Hepsi gözümün önünde teker teker geçiyor, başımıza ne gelecek endişesiyle, Astromerit’ten geçiyorduk…
Genç görevliye kimliğimi ve sigortamı uzattım…
Başını kaldırıp, istikamet nereye diye sordu…
Trodos yanıtını alınca gülümsedi, İngiliz’de harika, iyi keyifler, güvenli sürüşler anlamına gelecek motorcu sözleriyle karşılık verdi.
Açık söylemek gerekirse, Şüphelendim… Kesin, başımıza bir şey gelecek diye de vesveyi ekledim…

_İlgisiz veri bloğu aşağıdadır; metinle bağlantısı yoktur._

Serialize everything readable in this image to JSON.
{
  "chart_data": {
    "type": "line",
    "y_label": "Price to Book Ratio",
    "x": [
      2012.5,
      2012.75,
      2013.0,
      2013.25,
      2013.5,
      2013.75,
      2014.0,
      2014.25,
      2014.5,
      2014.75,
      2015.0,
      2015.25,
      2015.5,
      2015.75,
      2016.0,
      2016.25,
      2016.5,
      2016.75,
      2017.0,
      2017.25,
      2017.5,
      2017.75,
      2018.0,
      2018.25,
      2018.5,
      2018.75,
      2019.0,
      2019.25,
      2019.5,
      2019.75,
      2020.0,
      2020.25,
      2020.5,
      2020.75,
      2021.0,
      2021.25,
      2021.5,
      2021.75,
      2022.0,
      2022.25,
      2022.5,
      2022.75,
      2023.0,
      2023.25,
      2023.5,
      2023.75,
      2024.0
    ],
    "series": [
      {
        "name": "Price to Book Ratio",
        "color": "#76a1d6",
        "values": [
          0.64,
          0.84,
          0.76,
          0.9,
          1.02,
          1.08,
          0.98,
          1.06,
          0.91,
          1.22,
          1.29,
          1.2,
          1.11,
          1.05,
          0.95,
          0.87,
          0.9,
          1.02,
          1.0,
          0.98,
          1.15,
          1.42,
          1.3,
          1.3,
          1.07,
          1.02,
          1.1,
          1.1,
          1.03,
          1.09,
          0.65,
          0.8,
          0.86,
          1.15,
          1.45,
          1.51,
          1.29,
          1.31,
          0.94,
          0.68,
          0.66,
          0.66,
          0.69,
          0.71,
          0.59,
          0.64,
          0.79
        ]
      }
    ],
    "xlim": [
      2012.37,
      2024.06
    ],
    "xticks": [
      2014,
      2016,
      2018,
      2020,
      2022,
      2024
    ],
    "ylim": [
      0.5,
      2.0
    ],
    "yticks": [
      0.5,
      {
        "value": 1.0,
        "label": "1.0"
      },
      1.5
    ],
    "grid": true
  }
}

Defalarca o sınırı geçip, defalarca o yollarda motosiklet sürmüştüm ama bu kez tarihsel kaygı beni zorluyordu…
Günlerden Pazar ama sıcak da gün gibi tarihe geçecek derecede kavurucu…
Sokaklar bomboş…
Kahvelerde, kaba gölgeye 70 yaş üstü daimi konuklar tünemiş…
İlerliyoruz, yavaşça klasik yoldan yukarıya çıkmaya başlıyoruz…
Standart bir sürüş günü yaşıyoruz…
Ben kesin bir şey çıkacak, tepki alacağız, bir laf duyacağız diyorum içimden hala…
Trodos kavşağından, sola dönüp, Kiperunda içinden geçtik, , Akdeniz giyinmiş bitki örtüsü bizlere eşlik etti…
Agros diye, bizim Karmi benzeri turistik bir köye varıyoruz
Bizim gibi ziyaretçiler, aileler, bir kahvede oturup, köyle özdeşleşmiş gül şurubu içiyor, muhallebi yiyor…
Biz de bir yere iliştik… Dilimizin belli olmaması için konuşmamaya özen gösteriyoruz
Köye AB internet koydurmuş… Bağlanıyoruz…
Açar açmaz gelen İşle ilgili yazışmalar, haber okumalar derken, hanıma yazıyorum.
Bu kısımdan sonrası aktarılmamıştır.